One has to stop here to avoid spoiling the plot twists, of which there are several, all of them crooked, but that makes it very difficult to poke holes in the film’s theories without blowing the gaffe for the director and the audiences who, after all, deserve to be forewarned: check disbelief at the door when you pick up your 3D glasses.  A willing suspension of disbelief is as essential as popcorn for this film.

There are, however, two plot devices that must be challenged.

Early on in the film, Nolan offers us a scene in which McConaughey confronts his daughter’s teacher, who adamantly maintains that the Apollo moon missions never really happened, espousing the idiotic conspiracy theory that the moon missions were filmed on a Hollywood sound stage. McConaughey (yet another astronaut farmer; Billy Bob Thornton was the other one), argues the point, and gets daughter Murph (actually named for Murphy’s Law) bounced out of school.  That scene so angered some filmgoers that several got up and left right then and there. Perhaps they were the smarter members of the audience.

There is something that is just wrong about presenting crackpot conspiracy theories as fact in a film, even when we know they aren’t facts, because, believe it or not, there will be some people who will leave the theater wondering about whether that might have been true.

In the other, even more disturbing plot device, McConaughey and Hathaway leave behind a third crew member, astrophysicist Doyle (played by a bearded Wes Bentley) after a 500 foot wave on the drowned world that was their first stop catches the crew flat-footed outside their ship. Doyle is presumably drowned….while wearing a self-contained, inflated spacesuit with its own oxygen supply designed to keep its occupant alive under any conceivable combination of environmental circumstances. He might have been broken up some but, since the suit appears undamaged after the wave passed, he certainly wasn’t drowned and probably wasn’t even dead.   He might have survived, but they never even bothered to check. You don’t leave a fallen comrade behind, ever, even on another planet.

One of the two best highlights of the film included a series of interview clips purportedly with real people who recount memories of the years when the ecological disaster was just beginning. The accounts of these older people are strongly reminiscent of The Dust Bowl, Ken Burns 2012 documentary series that was based on interviews with men and women who survived the Dust Bowl in the American Mid-West in the 1930s. The clips appear to have been either lifted from  or at least were closely modelled after the eyewitness accounts in the PBS project.  The other one was the well-imagined robots that accompany the space travelers, which combined some innovative thinking about robotic design with some sassy repartee.

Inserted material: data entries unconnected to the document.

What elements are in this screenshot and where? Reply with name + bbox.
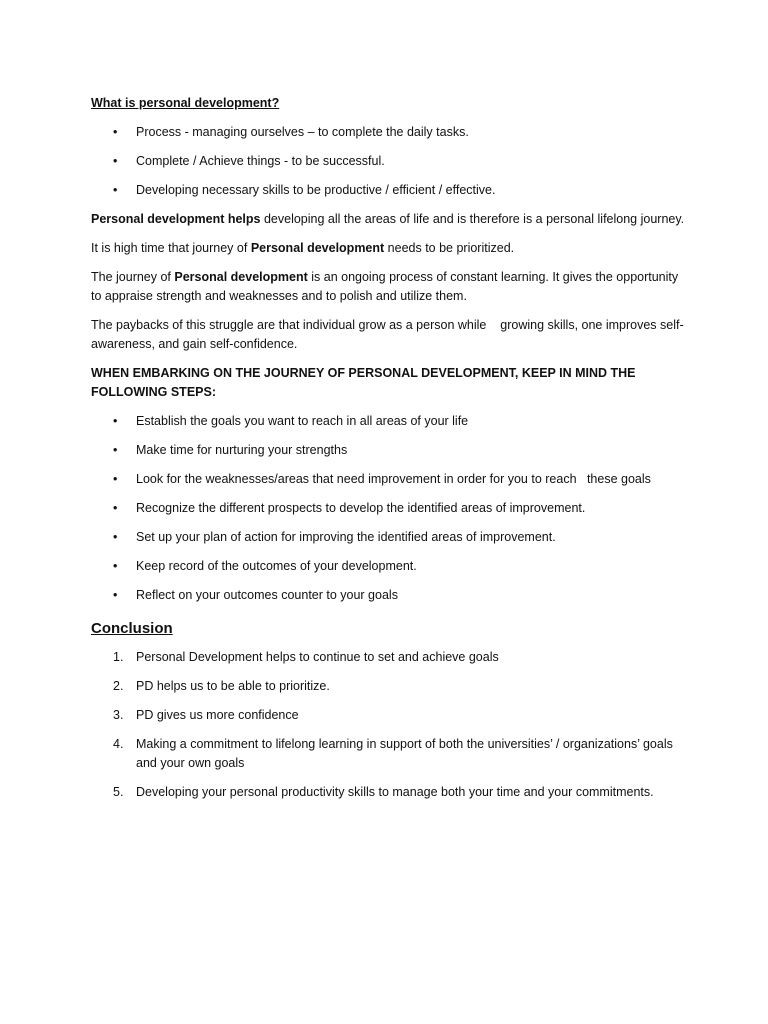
section-heading: What is personal development? [91,96,280,110]
bullet-icon: • [113,501,118,515]
list-item [91,441,691,460]
intro-bullet-list [91,123,691,200]
list-item [91,648,691,667]
list-item-text: Developing your personal productivity skills to manage both your time and your commitments. [136,785,654,799]
list-item [91,735,691,773]
bullet-icon: • [113,559,118,573]
bullet-icon: • [113,472,118,486]
steps-heading: WHEN EMBARKING ON THE JOURNEY OF PERSONAL DEVELOPMENT, KEEP IN MIND THE FOLLOWING STEPS: [91,366,636,399]
list-item-text: Reflect on your outcomes counter to your goals [136,588,398,602]
list-item [91,586,691,605]
list-item-text: Developing necessary skills to be productive / efficient / effective. [136,183,496,197]
list-item-text: PD gives us more confidence [136,708,299,722]
bold-term: Personal development [250,241,385,255]
list-item [91,706,691,725]
bullet-icon: • [113,588,118,602]
list-item-text: Making a commitment to lifelong learning in support of both the universities’ / organizations’ goals and your own goals [136,737,673,770]
paragraph-text: needs to be prioritized. [384,241,515,255]
list-item-text: Complete / Achieve things - to be successful. [136,154,385,168]
list-item-text: Establish the goals you want to reach in all areas of your life [136,414,469,428]
document-page [91,94,691,812]
bullet-icon: • [113,183,118,197]
list-item-text: Process - managing ourselves – to complete the daily tasks. [136,125,469,139]
conclusion-numbered-list [91,648,691,802]
list-item [91,557,691,576]
list-item-text: Make time for nurturing your strengths [136,443,348,457]
steps-bullet-list [91,412,691,605]
bold-term: Personal development helps [91,212,261,226]
paragraph-text: It is high time that journey of [91,241,251,255]
list-item-text: Look for the weaknesses/areas that need improvement in order for you to reach these goals [136,472,651,486]
list-item [91,470,691,489]
bold-term: Personal development [174,270,308,284]
list-number: 2. [113,679,124,693]
bullet-icon: • [113,530,118,544]
list-number: 5. [113,785,124,799]
bullet-icon: • [113,414,118,428]
list-item-text: Set up your plan of action for improving the identified areas of improvement. [136,530,556,544]
list-number: 3. [113,708,124,722]
list-item [91,412,691,431]
list-item [91,499,691,518]
bullet-icon: • [113,125,118,139]
paragraph-text: is an ongoing process of constant learning. It gives the opportunity to appraise strength and weaknesses and to polish and utilize them. [91,270,679,303]
list-item [91,528,691,547]
list-item [91,783,691,802]
list-item [91,123,691,142]
conclusion-heading: Conclusion [91,620,173,637]
bullet-icon: • [113,443,118,457]
list-item-text: Personal Development helps to continue to set and achieve goals [136,650,499,664]
paragraph-paybacks: The paybacks of this struggle are that individual grow as a person while growing skills, one improves self-awareness, and gain self-confidence. [91,318,684,351]
paragraph-prioritized [91,239,691,258]
bullet-icon: • [113,154,118,168]
paragraph-text: developing all the areas of life and is therefore is a personal lifelong journey. [260,212,685,226]
list-item-text: Keep record of the outcomes of your development. [136,559,417,573]
list-item [91,677,691,696]
list-item-text: Recognize the different prospects to develop the identified areas of improvement. [136,501,586,515]
paragraph-text: The journey of [91,270,175,284]
list-number: 4. [113,737,124,751]
paragraph-pd-helps [91,210,691,229]
paragraph-ongoing-process [91,268,691,306]
list-item [91,152,691,171]
list-item [91,181,691,200]
list-number: 1. [113,650,124,664]
list-item-text: PD helps us to be able to prioritize. [136,679,330,693]
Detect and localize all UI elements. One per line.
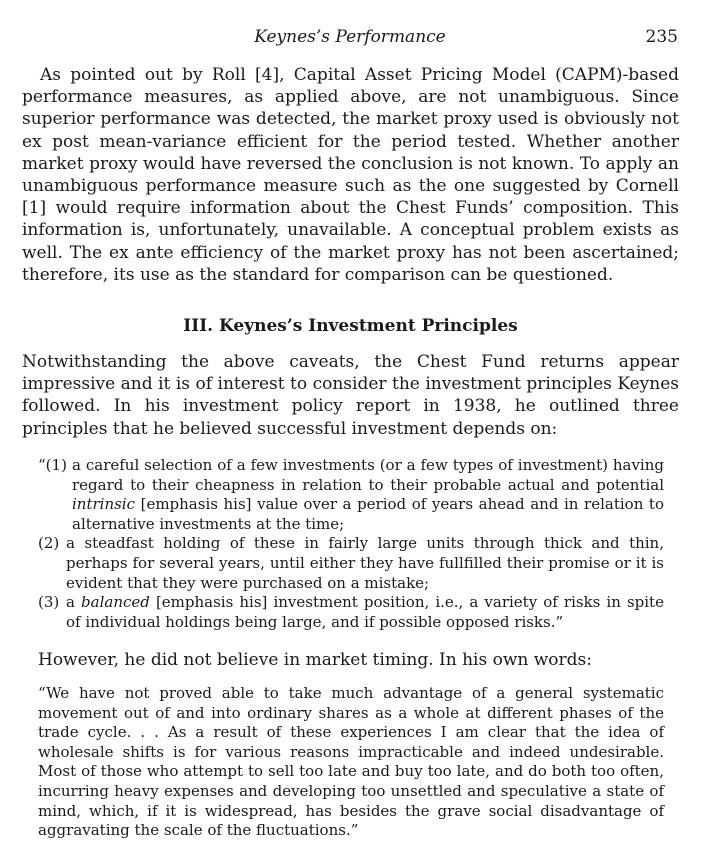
principles-quote-list xyxy=(38,456,664,632)
keynes-block-quote: “We have not proved able to take much advantage of a general systematic movement out of and into ordinary shares as a whole at different phases of the trade cycle. . . As a result of these experiences I am clear that the idea of wholesale shifts is for various reasons impracticable and indeed undesirable. Most of those who attempt to sell too late and buy too late, and do both too often, incurring heavy expenses and developing too unsettled and speculative a state of mind, which, if it is widespread, has besides the grave social disadvantage of aggravating the scale of the fluctuations.” xyxy=(38,684,664,840)
principle-item-3 xyxy=(38,593,664,632)
principle-emphasis: balanced xyxy=(81,593,150,612)
section-heading: III. Keynes’s Investment Principles xyxy=(183,316,518,336)
principle-text: a xyxy=(66,593,75,612)
running-header xyxy=(22,27,678,49)
running-title: Keynes’s Performance xyxy=(254,27,446,47)
principle-text: a steadfast holding of these in fairly large units through thick and thin, perhaps for several years, until either they have fullfilled their promise or it is evident that they were purchased on a mistake; xyxy=(66,534,664,592)
page-number: 235 xyxy=(645,27,678,47)
principle-text: a careful selection of a few investments (or a few types of investment) having regard to their cheapness in relation to their probable actual and potential xyxy=(72,456,664,494)
principle-number: “(1) xyxy=(38,456,67,474)
paragraph-investment-principles-intro: Notwithstanding the above caveats, the Chest Fund returns appear impressive and it is of interest to consider the investment principles Keynes followed. In his investment policy report in 1938, he outlined three principles that he believed successful investment depends on: xyxy=(22,352,679,439)
principle-text: [emphasis his] investment position, i.e., a variety of risks in spite of individual holdings being large, and if possible opposed risks.” xyxy=(66,593,664,631)
principle-text: [emphasis his] value over a period of years ahead and in relation to alternative investments at the time; xyxy=(72,495,664,533)
paragraph-roll-critique: As pointed out by Roll [4], Capital Asset Pricing Model (CAPM)-based performance measures, as applied above, are not unambiguous. Since superior performance was detected, the market proxy used is obviously not ex post mean-variance efficient for the period tested. Whether another market proxy would have reversed the conclusion is not known. To apply an unambiguous performance measure such as the one suggested by Cornell [1] would require information about the Chest Funds’ composition. This information is, unfortunately, unavailable. A conceptual problem exists as well. The ex ante efficiency of the market proxy has not been ascertained; therefore, its use as the standard for comparison can be questioned. xyxy=(22,65,679,285)
principle-number: (3) xyxy=(38,593,60,612)
principle-number: (2) xyxy=(38,534,60,553)
principle-item-1 xyxy=(38,456,664,534)
principle-emphasis: intrinsic xyxy=(72,495,136,514)
paragraph-market-timing: However, he did not believe in market timing. In his own words: xyxy=(38,650,592,670)
principle-item-2 xyxy=(38,534,664,593)
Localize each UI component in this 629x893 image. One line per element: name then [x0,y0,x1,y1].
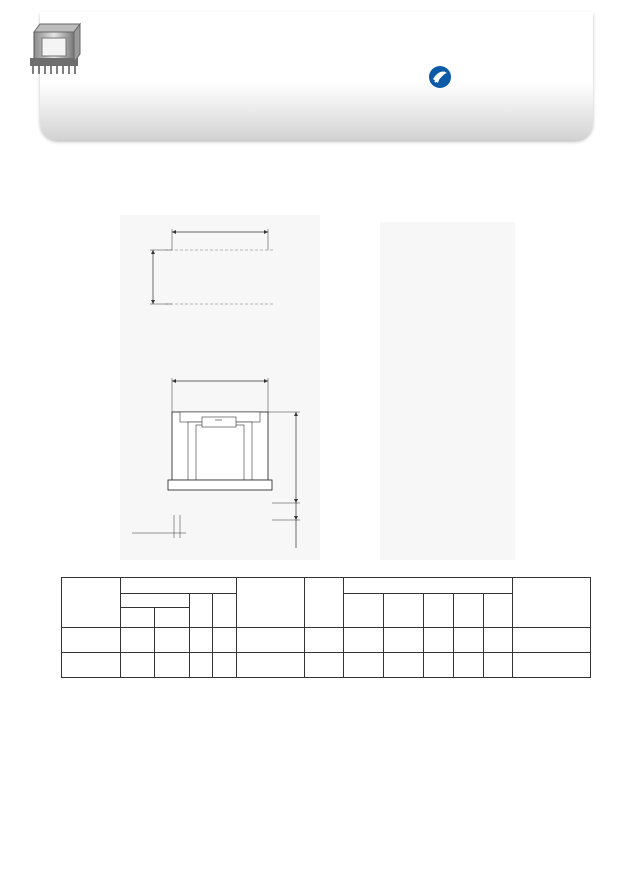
table-cell [383,594,423,628]
mechanical-drawing-panel [120,215,320,560]
table-cell [236,578,305,628]
table-cell [453,594,483,628]
table-cell [154,608,189,628]
table-cell [343,578,513,594]
table-cell [120,608,154,628]
spec-table [61,577,591,678]
table-cell [483,594,512,628]
table-cell [120,594,189,608]
table-row [62,653,591,678]
table-cell [120,578,236,594]
table-cell [189,594,213,628]
table-cell [513,578,591,628]
table-cell [343,594,383,628]
table-row [62,628,591,653]
schematic-panel [380,222,515,560]
table-cell [213,594,237,628]
table-cell [62,578,121,628]
table-cell [424,594,453,628]
table-cell [305,578,343,628]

On the other hand, the sound editor on this turkey needs to be admonished for a lackluster sound track in which many of the lines are so garbled as to be unintelligible, a condition exacerbated by a theater full of paper bag rattling,  popcorn chomping patrons whose arteries were audibly hardening as they watched this turkey unfold. The special effects people also mailed in their work, much of which looked like it was left over from Inception, another Nolan mind twister.

There’s only one really good reason to see this film: Jessica Chastain, but you can see more of her in her Oscar-nominated performance in Zero Dark Thirty, now available on a cable channel near you.  The final verdict:  if you really want to see Interstellar, wait until it comes out on HBO.  Not worth the ticket price.